The defendant, as indorser of the note in suit, is liable, unless the defence which he sets up is valid on the ground that it will avoid circuity of action. In order to determine whether it will do this, it is necessary to trace the relations that exist between the parties. By reference to the case of Wallis v. Carpenter, 13 Allen, 19, it appears that Reuben Carpenter and Frederick O. Wallis were copartners in business, and made the note as such. They were also copartners with Drury, the defendant. They dissolved their own copartnership, and settled their affairs by a reference to arbitrators. They also settled their affairs with Drury by a reference to the same arbitrators. The plaintiff made an agreement with Wallis, guaranteeing to Wallis, under a penalty of $1500, that Reuben Carpenter should perform such award as the arbitrators should make between him and Wallis.

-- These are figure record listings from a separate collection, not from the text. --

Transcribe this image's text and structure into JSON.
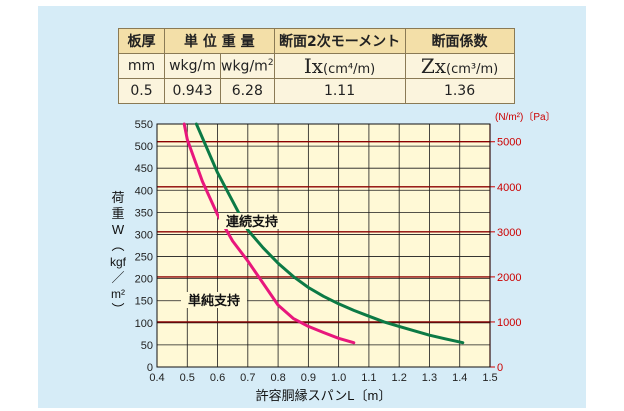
{
  "table": {
    "headers": [
      "板厚",
      "単 位 重 量",
      "断面2次モーメント",
      "断面係数"
    ],
    "units": {
      "thickness": "mm",
      "weight_kgm": "wkg/m",
      "weight_kgm2_base": "wkg/m",
      "weight_kgm2_sup": "2",
      "ix_main": "Ix",
      "ix_unit": "(cm⁴/m)",
      "zx_main": "Zx",
      "zx_unit": "(cm³/m)"
    },
    "values": {
      "thickness": "0.5",
      "weight_kgm": "0.943",
      "weight_kgm2": "6.28",
      "ix": "1.11",
      "zx": "1.36"
    }
  },
  "chart_data": {
    "type": "line",
    "xlabel": "許容胴縁スパンL〔m〕",
    "ylabel_chars": [
      "荷",
      "重",
      "W",
      "︵",
      "kgf",
      "／",
      "m²",
      "︶"
    ],
    "y2label": "(N/m²)〔Pa〕",
    "x_ticks": [
      "0.4",
      "0.5",
      "0.6",
      "0.7",
      "0.8",
      "0.9",
      "1.0",
      "1.1",
      "1.2",
      "1.3",
      "1.4",
      "1.5"
    ],
    "y_ticks": [
      "0",
      "50",
      "100",
      "150",
      "200",
      "250",
      "300",
      "350",
      "400",
      "450",
      "500",
      "550"
    ],
    "y2_ticks": [
      "0",
      "1000",
      "2000",
      "3000",
      "4000",
      "5000"
    ],
    "xlim": [
      0.4,
      1.5
    ],
    "ylim": [
      0,
      550
    ],
    "y2_per_y": 9.80665,
    "grid": true,
    "series": [
      {
        "name": "単純支持",
        "color": "#e8177c",
        "points": [
          [
            0.49,
            550
          ],
          [
            0.5,
            515
          ],
          [
            0.55,
            420
          ],
          [
            0.6,
            345
          ],
          [
            0.65,
            285
          ],
          [
            0.7,
            240
          ],
          [
            0.75,
            190
          ],
          [
            0.8,
            140
          ],
          [
            0.85,
            110
          ],
          [
            0.9,
            92
          ],
          [
            0.95,
            78
          ],
          [
            1.0,
            65
          ],
          [
            1.05,
            55
          ]
        ]
      },
      {
        "name": "連続支持",
        "color": "#0c7a45",
        "points": [
          [
            0.53,
            550
          ],
          [
            0.6,
            440
          ],
          [
            0.65,
            375
          ],
          [
            0.7,
            310
          ],
          [
            0.75,
            270
          ],
          [
            0.8,
            235
          ],
          [
            0.85,
            205
          ],
          [
            0.9,
            180
          ],
          [
            0.95,
            160
          ],
          [
            1.0,
            143
          ],
          [
            1.05,
            128
          ],
          [
            1.1,
            115
          ],
          [
            1.15,
            102
          ],
          [
            1.2,
            92
          ],
          [
            1.25,
            82
          ],
          [
            1.3,
            72
          ],
          [
            1.35,
            64
          ],
          [
            1.41,
            55
          ]
        ]
      }
    ],
    "red_gridlines_y2": [
      1000,
      2000,
      3000,
      4000,
      5000
    ],
    "colors": {
      "grid": "#1a1a1a",
      "red_grid": "#8b0000",
      "right_axis": "#cc0000",
      "panel": "#d6ecf7",
      "plot_bg": "#fff9d6"
    }
  }
}
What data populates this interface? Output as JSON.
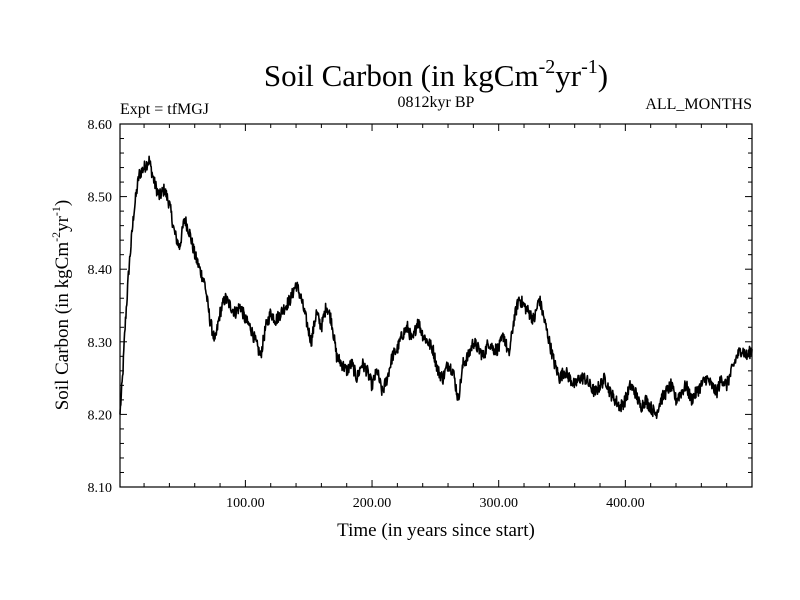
{
  "chart_data": {
    "type": "line",
    "title": {
      "text": "Soil Carbon (in kgCm",
      "sup1": "-2",
      "mid": "yr",
      "sup2": "-1",
      "end": ")"
    },
    "left_label": "Expt = tfMGJ",
    "center_label": "0812kyr BP",
    "right_label": "ALL_MONTHS",
    "xlabel": "Time (in years since start)",
    "ylabel": {
      "text": "Soil Carbon (in kgCm",
      "sup1": "-2",
      "mid": "yr",
      "sup2": "-1",
      "end": ")"
    },
    "xlim": [
      1,
      500
    ],
    "ylim": [
      8.1,
      8.6
    ],
    "x_ticks": [
      100,
      200,
      300,
      400
    ],
    "x_tick_labels": [
      "100.00",
      "200.00",
      "300.00",
      "400.00"
    ],
    "y_ticks": [
      8.1,
      8.2,
      8.3,
      8.4,
      8.5,
      8.6
    ],
    "y_tick_labels": [
      "8.10",
      "8.20",
      "8.30",
      "8.40",
      "8.50",
      "8.60"
    ],
    "grid": false,
    "series": [
      {
        "name": "Soil Carbon",
        "color": "#000000",
        "x": [
          1,
          3,
          5,
          8,
          12,
          16,
          20,
          24,
          28,
          32,
          36,
          40,
          44,
          48,
          52,
          56,
          60,
          64,
          68,
          72,
          76,
          80,
          84,
          88,
          92,
          96,
          100,
          104,
          108,
          112,
          116,
          120,
          124,
          128,
          132,
          136,
          140,
          144,
          148,
          152,
          156,
          160,
          164,
          168,
          172,
          176,
          180,
          184,
          188,
          192,
          196,
          200,
          204,
          208,
          212,
          216,
          220,
          224,
          228,
          232,
          236,
          240,
          244,
          248,
          252,
          256,
          260,
          264,
          268,
          272,
          276,
          280,
          284,
          288,
          292,
          296,
          300,
          304,
          308,
          312,
          316,
          320,
          324,
          328,
          332,
          336,
          340,
          344,
          348,
          352,
          356,
          360,
          364,
          368,
          372,
          376,
          380,
          384,
          388,
          392,
          396,
          400,
          404,
          408,
          412,
          416,
          420,
          424,
          428,
          432,
          436,
          440,
          444,
          448,
          452,
          456,
          460,
          464,
          468,
          472,
          476,
          480,
          484,
          488,
          492,
          496,
          500
        ],
        "values": [
          8.2,
          8.25,
          8.32,
          8.4,
          8.48,
          8.53,
          8.54,
          8.55,
          8.52,
          8.5,
          8.51,
          8.49,
          8.45,
          8.43,
          8.47,
          8.45,
          8.42,
          8.4,
          8.38,
          8.33,
          8.3,
          8.34,
          8.36,
          8.35,
          8.34,
          8.35,
          8.33,
          8.32,
          8.3,
          8.28,
          8.32,
          8.34,
          8.33,
          8.34,
          8.35,
          8.36,
          8.38,
          8.36,
          8.33,
          8.3,
          8.34,
          8.32,
          8.35,
          8.33,
          8.28,
          8.27,
          8.26,
          8.27,
          8.25,
          8.27,
          8.26,
          8.24,
          8.26,
          8.23,
          8.25,
          8.28,
          8.29,
          8.31,
          8.32,
          8.3,
          8.33,
          8.31,
          8.3,
          8.29,
          8.26,
          8.25,
          8.27,
          8.26,
          8.22,
          8.27,
          8.28,
          8.3,
          8.29,
          8.28,
          8.3,
          8.29,
          8.29,
          8.31,
          8.28,
          8.33,
          8.36,
          8.35,
          8.34,
          8.33,
          8.36,
          8.33,
          8.3,
          8.27,
          8.25,
          8.26,
          8.25,
          8.24,
          8.25,
          8.25,
          8.24,
          8.23,
          8.24,
          8.25,
          8.23,
          8.22,
          8.21,
          8.22,
          8.24,
          8.23,
          8.21,
          8.22,
          8.21,
          8.2,
          8.22,
          8.23,
          8.24,
          8.22,
          8.23,
          8.24,
          8.22,
          8.23,
          8.24,
          8.25,
          8.24,
          8.23,
          8.25,
          8.24,
          8.26,
          8.28,
          8.29,
          8.28,
          8.29
        ]
      }
    ]
  }
}
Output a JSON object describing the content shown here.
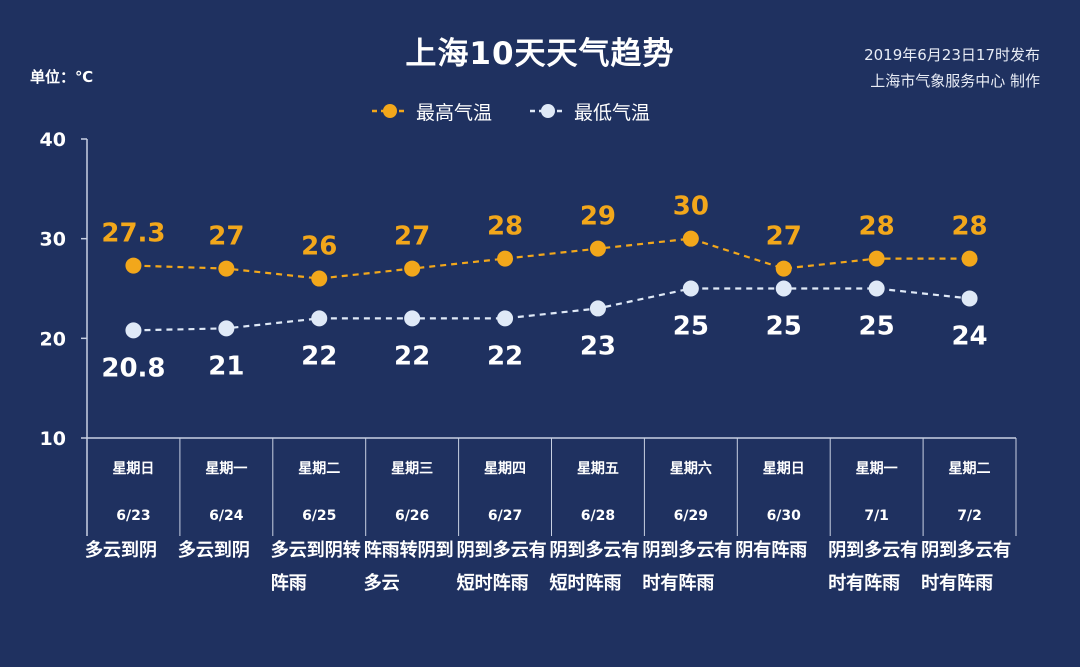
{
  "header": {
    "title": "上海10天天气趋势",
    "unit_label": "单位：℃",
    "issued_time": "2019年6月23日17时发布",
    "issuer": "上海市气象服务中心  制作"
  },
  "legend": {
    "high_label": "最高气温",
    "low_label": "最低气温"
  },
  "colors": {
    "background": "#1f3160",
    "high": "#f2a71b",
    "low": "#dfe9f7",
    "axis": "#c8d0e2"
  },
  "chart_data": {
    "type": "line",
    "title": "上海10天天气趋势",
    "ylabel": "单位：℃",
    "ylim": [
      10,
      40
    ],
    "yticks": [
      10,
      20,
      30,
      40
    ],
    "grid": false,
    "legend_position": "top-center",
    "categories": [
      "6/23",
      "6/24",
      "6/25",
      "6/26",
      "6/27",
      "6/28",
      "6/29",
      "6/30",
      "7/1",
      "7/2"
    ],
    "weekdays": [
      "星期日",
      "星期一",
      "星期二",
      "星期三",
      "星期四",
      "星期五",
      "星期六",
      "星期日",
      "星期一",
      "星期二"
    ],
    "weather": [
      "多云到阴",
      "多云到阴",
      "多云到阴转阵雨",
      "阵雨转阴到多云",
      "阴到多云有短时阵雨",
      "阴到多云有短时阵雨",
      "阴到多云有时有阵雨",
      "阴有阵雨",
      "阴到多云有时有阵雨",
      "阴到多云有时有阵雨"
    ],
    "series": [
      {
        "name": "最高气温",
        "values": [
          27.3,
          27,
          26,
          27,
          28,
          29,
          30,
          27,
          28,
          28
        ],
        "labels": [
          "27.3",
          "27",
          "26",
          "27",
          "28",
          "29",
          "30",
          "27",
          "28",
          "28"
        ]
      },
      {
        "name": "最低气温",
        "values": [
          20.8,
          21,
          22,
          22,
          22,
          23,
          25,
          25,
          25,
          24
        ],
        "labels": [
          "20.8",
          "21",
          "22",
          "22",
          "22",
          "23",
          "25",
          "25",
          "25",
          "24"
        ]
      }
    ]
  }
}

A part of the award was, that Reuben Carpenter should save Wallis harmless from the payment of the note in suit. The award not having been performed, Wallis has sued the plaintiff on his guaranty, and recovered judgment for the penalty and taken out execution for $324.72, and the plaintiff has satisfied. If the plaintiff shall recover against Drury in this action, Drury may pay the judgment and recover of Reuben Carpenter and Wallis as makers, and if Wallis shall pay the judgment he may, at his election, have a scire facias to recover the amount against the plaintiff. But the defendant cannot have a scire facias on the judgment, or avail himself of it in any way; nor can he compel Wallis to enforce it. As there is no legal remedy which the defendant can enforce against the plaintiff by any circuit), there is no remedy which the court can apply directly in this action to prevent such circuity.